As the future members of the class of 2012 descend on campus this week, they will have endless concerns — how to locate Commons, which classes to attend, where to find the most crowded Bulldog Days party. But, despite worry expressed by students and administrators throughout the week, the now-infamous art project of Aliza Shvarts ’08 is not one of them.
Outside Commons on Monday evening, many prospective students and their parents said they were aware of Shvarts’ senior art project, which has grabbed national headlines and proliferated over the Internet during the past week. But while most of the 20 students and parents interviewed expressed disgust with the project — which Shvarts claims included nine months of repeated artificial inseminations followed by self-induced miscarriages — all said, perhaps unexpectedly, that it had not changed their impressions of the University or affected their matriculation decisions.
“I haven’t made any connections between a student’s view of what is okay and what the University believes in,” said Daniel Ribas of Tujunga, Calif. Still, Ribas said he is still trying to figure out how to approach the project: “I know that art shouldn’t really have boundaries, but there’s definitely a line that shouldn’t be crossed.”
Although some students demonstrated a thorough knowledge of the controversy, most of those interviewed said they had only a hazy idea of what had occurred — unsurprising, since the details of the story are still the subject of debate between Shvarts and the University.
Shvarts has so far stood by her project as described earlier last week in a news release. The University, on the other hand, has claimed Shvarts had privately denied actually committing the acts in question and dismissed it as a hoax that amounted to nothing more than “performance art.”
Over the weekend, the University intensified its criticism of the project and said it has disciplined two faculty members for their role in approving it. That the University has taken steps to address the controversy was reassuring to Hoddy Mahon, mother of Maria Mahon of Basking Ridge, N.J.
“The University took action, which says something,” said Mahon, who had not previously heard about the story. “You can’t catch all the crazy people who are coming here.”
Some said they were heartened to hear that academic controversy is alive and well at Yale.
“I don’t see anything wrong with it,” said Marina Mainescu, from Hillsdale, N.J., adding that she is “extremely liberal.”
“I think I would like to be among people who are interesting, even if it’s to an extreme extent,” she continued.
And some prospective students went even further, embracing Shvarts’ project.
Rachel Kauder, for example, said she considers it “pretty small” of Yale to be considering shutting down Shvarts’ exhibit. The controversy the project has generated is the point — and the beauty — of art, she said.
Although many of the parents interviewed at Yale yesterday did not condemn Shvarts’ project, some back at home may be less than thrilled.
Although Lawrence Lim of Milwaukee, Wis. said news of the project will not affect his decision to attend Yale, his parents might not feel the same way.
“They would think it’s appalling,” he said
In fact, Dean of Admissions Jeff Brenzel said he could not anticipate how the incident may affect the attitudes toward Yale held by admitted students, who must notify the University of their matriculation decisions by May 1.
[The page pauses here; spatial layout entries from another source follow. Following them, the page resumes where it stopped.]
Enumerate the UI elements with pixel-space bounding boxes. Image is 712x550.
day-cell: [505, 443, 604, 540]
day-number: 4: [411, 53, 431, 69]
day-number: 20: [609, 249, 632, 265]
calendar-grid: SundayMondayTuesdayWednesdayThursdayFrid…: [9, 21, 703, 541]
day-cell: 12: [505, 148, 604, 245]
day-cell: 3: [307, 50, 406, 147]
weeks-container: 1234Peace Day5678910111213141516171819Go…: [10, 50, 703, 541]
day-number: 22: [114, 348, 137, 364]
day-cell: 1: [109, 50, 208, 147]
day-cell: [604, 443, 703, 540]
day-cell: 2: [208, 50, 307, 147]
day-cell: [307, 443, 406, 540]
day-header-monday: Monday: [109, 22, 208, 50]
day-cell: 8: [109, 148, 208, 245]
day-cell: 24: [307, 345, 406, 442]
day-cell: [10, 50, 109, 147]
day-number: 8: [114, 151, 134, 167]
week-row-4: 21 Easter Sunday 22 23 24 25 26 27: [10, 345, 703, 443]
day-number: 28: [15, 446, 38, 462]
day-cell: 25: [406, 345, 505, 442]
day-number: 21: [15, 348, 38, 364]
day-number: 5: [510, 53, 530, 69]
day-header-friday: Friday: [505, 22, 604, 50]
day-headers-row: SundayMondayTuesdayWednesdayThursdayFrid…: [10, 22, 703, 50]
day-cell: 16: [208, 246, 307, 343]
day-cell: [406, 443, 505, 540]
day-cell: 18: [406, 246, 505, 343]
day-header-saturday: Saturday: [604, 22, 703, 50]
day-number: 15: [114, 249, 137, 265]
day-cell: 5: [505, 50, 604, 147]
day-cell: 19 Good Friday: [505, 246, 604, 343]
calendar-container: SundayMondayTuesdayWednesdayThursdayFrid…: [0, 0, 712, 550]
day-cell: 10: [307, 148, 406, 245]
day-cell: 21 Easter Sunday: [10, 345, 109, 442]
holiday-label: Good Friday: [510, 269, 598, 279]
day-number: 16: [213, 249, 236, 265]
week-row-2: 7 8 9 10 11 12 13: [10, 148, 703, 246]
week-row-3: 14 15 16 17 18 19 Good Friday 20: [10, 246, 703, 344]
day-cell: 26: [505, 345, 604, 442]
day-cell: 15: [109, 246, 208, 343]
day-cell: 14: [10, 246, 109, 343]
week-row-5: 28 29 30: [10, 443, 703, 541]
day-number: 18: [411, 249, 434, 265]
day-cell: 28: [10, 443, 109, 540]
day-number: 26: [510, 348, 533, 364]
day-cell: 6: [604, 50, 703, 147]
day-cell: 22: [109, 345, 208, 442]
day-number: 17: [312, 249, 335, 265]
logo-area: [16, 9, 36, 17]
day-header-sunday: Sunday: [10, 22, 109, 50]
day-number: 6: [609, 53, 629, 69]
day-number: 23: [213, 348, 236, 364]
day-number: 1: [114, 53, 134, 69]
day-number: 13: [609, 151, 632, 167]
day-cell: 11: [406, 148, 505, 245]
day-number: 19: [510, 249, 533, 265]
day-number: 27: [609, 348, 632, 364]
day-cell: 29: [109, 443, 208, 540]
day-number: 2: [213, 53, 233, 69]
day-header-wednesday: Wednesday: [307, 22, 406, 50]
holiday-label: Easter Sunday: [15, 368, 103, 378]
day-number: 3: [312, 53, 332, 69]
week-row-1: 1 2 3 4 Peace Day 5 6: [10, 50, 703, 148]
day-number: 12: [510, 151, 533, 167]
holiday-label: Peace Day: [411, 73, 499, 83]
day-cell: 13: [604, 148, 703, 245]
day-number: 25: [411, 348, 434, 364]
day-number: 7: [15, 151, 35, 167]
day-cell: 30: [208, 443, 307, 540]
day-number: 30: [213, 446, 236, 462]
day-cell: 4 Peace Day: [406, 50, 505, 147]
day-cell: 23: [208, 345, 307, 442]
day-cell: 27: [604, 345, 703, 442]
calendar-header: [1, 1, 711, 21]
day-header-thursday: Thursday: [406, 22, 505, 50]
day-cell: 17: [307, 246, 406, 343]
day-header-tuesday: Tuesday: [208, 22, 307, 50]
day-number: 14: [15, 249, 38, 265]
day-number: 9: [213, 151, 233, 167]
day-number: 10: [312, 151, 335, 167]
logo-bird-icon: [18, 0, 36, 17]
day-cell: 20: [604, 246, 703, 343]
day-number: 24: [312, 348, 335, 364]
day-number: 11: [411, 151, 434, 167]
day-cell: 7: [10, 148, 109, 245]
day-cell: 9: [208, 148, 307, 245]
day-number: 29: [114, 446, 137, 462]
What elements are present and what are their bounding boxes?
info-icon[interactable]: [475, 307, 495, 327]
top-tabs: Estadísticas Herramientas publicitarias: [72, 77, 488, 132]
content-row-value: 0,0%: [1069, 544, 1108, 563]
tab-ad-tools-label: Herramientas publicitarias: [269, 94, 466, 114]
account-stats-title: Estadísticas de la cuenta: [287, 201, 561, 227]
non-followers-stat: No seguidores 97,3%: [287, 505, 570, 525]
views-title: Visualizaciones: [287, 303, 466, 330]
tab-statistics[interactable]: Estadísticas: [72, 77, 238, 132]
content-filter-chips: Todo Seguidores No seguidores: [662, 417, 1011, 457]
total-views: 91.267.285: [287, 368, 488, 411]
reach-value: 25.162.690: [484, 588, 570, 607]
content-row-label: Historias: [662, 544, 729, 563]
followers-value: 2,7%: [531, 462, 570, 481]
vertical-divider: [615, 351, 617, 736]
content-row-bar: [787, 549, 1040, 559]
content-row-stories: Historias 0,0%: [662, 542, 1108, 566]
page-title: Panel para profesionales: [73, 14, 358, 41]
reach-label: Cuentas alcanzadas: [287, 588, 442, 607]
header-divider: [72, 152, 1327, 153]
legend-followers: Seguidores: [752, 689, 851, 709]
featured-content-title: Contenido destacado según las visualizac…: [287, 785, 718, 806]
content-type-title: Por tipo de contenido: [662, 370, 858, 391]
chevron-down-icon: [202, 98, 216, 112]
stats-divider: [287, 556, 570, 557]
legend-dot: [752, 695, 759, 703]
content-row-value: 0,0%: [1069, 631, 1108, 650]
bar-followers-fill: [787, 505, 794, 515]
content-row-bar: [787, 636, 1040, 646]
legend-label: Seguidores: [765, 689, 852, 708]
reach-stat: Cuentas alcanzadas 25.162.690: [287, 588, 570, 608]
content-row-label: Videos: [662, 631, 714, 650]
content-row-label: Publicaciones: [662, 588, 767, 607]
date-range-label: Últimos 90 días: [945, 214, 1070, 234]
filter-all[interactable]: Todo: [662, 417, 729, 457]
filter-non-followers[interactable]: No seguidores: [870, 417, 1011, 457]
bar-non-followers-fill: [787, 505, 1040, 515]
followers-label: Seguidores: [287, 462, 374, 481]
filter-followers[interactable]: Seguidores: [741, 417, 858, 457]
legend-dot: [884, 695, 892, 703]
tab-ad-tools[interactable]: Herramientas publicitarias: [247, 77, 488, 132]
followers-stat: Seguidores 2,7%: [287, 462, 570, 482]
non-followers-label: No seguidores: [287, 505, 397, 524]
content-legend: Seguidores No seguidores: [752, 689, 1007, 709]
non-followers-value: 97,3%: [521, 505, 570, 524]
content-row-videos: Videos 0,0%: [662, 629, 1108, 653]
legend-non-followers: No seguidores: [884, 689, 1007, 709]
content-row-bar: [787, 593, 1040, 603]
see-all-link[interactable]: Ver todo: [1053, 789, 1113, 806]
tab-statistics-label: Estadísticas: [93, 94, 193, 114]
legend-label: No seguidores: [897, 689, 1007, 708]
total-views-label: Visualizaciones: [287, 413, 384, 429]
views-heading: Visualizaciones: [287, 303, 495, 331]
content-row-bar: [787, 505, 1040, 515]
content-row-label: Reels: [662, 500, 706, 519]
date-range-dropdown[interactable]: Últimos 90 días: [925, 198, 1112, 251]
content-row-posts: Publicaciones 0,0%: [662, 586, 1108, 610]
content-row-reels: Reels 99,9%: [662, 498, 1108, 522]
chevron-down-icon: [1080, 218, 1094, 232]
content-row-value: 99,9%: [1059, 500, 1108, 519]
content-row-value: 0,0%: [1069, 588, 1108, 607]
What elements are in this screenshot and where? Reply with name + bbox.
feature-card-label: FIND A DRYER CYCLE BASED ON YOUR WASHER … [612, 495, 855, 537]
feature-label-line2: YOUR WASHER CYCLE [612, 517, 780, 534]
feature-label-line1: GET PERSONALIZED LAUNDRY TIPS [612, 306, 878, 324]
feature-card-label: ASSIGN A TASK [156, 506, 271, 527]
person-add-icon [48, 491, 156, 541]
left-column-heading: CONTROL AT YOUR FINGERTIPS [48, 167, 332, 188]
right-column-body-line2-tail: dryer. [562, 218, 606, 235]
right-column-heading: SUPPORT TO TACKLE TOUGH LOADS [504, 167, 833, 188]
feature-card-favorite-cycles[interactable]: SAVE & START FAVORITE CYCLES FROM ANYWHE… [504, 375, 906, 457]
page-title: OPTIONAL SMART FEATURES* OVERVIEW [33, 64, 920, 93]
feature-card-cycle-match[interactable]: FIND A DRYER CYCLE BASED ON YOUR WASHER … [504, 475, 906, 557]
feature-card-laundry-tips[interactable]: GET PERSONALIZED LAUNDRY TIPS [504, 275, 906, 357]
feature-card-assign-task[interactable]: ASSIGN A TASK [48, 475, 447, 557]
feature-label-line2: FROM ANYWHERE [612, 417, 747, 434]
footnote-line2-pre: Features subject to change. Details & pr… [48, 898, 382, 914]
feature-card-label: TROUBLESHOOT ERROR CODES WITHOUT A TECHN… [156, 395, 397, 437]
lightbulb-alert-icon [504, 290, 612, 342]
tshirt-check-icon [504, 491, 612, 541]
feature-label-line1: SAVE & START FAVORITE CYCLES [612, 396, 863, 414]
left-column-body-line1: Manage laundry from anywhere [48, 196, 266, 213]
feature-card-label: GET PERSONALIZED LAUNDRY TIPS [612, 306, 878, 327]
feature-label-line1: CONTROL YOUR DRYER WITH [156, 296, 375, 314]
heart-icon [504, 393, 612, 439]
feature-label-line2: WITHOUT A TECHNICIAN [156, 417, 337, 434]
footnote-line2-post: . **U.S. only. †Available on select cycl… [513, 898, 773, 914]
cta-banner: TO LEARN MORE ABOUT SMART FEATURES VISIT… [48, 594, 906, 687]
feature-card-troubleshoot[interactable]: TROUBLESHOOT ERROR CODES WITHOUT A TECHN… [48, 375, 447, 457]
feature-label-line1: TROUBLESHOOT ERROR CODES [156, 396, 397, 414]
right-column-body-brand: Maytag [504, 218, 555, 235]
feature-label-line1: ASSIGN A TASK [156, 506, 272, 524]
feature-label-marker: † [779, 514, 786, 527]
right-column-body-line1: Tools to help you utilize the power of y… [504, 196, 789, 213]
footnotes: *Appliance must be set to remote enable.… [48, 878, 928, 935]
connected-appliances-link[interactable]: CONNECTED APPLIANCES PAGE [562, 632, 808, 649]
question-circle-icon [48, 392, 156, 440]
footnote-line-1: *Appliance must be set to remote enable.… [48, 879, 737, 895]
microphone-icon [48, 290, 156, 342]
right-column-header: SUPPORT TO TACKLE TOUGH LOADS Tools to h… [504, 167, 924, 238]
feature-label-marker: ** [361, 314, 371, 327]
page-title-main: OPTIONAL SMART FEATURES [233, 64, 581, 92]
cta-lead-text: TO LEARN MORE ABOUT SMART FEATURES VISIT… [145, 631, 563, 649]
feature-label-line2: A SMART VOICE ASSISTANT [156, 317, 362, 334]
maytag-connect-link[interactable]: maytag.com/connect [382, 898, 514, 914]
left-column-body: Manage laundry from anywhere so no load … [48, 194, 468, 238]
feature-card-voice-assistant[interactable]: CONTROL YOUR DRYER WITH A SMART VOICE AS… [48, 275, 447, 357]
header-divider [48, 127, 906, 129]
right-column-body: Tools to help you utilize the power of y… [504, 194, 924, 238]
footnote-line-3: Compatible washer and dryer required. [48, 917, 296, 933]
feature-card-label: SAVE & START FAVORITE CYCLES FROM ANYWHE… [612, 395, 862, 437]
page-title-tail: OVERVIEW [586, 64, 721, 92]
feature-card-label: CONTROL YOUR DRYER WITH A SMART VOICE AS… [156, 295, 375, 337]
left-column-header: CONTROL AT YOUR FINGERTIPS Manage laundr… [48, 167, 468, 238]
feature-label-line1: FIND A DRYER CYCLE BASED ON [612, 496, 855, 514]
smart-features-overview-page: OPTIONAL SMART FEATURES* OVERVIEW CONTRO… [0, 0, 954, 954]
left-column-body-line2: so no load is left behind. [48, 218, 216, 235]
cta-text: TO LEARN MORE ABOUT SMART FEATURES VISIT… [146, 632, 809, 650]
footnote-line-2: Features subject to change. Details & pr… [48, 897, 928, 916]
The incident, he said, has not generated much buzz at the admissions office.
“So far I have not received any inquiries from admitted students or their parents,” he wrote in an e-mail. “I simply do not know the extent to which they may be aware of the project or may be affected by it going forward.”
The timing of the uproar over Shvarts’ art project calls to mind Bulldog Days 2006, which took place shortly after The New York Times Magazine sparked controversy with an article about the admission of former Taliban diplomat Rahmatullah Hashemi.
A Yale official said last week that the Shvarts incident has drawn more press inquiries to the University than any event since the Hashemi episode.
Brenzel declined to comment on a historical parallel between the Hashemi and Shvarts controversies but noted that the Hashemi incident did not appear to affect that year’s matriculation decisions.
“All we can report is that none of the students who returned the card declining Yale’s offer gave the Hashemi matter as a reason,” he wrote.
While awareness of the Shvarts art project seems high among students and parents, virtually none of those interviewed said they had heard about Akash Maharaj, who was removed from the University last summer and arrested last September for forging his application to Yale and stealing financial-aid money.
When the News published an article unveiling Maharaj’s tale two weeks ago, the national media swooped on the story and it appeared in dozens of outlets, including The New York Times and the Hartford Courant.
According to future member of the class of 2012 Blake Zwerling of Portland, Ore. — one of the few who had seen the story — Maharaj deserves credit for being able to beat an admissions system that has spun out of control.
“I think it might actually be a good thing,” Zwerling said. “It might make people take themselves a little less seriously.”
Administrators are standing by their decision to prevent Shvarts’s project from being displayed alongside the other senior art projects today, as she did not deny that she had self-inseminated and miscarried. But it is still uncertain whether her installation will ever be displayed at the University.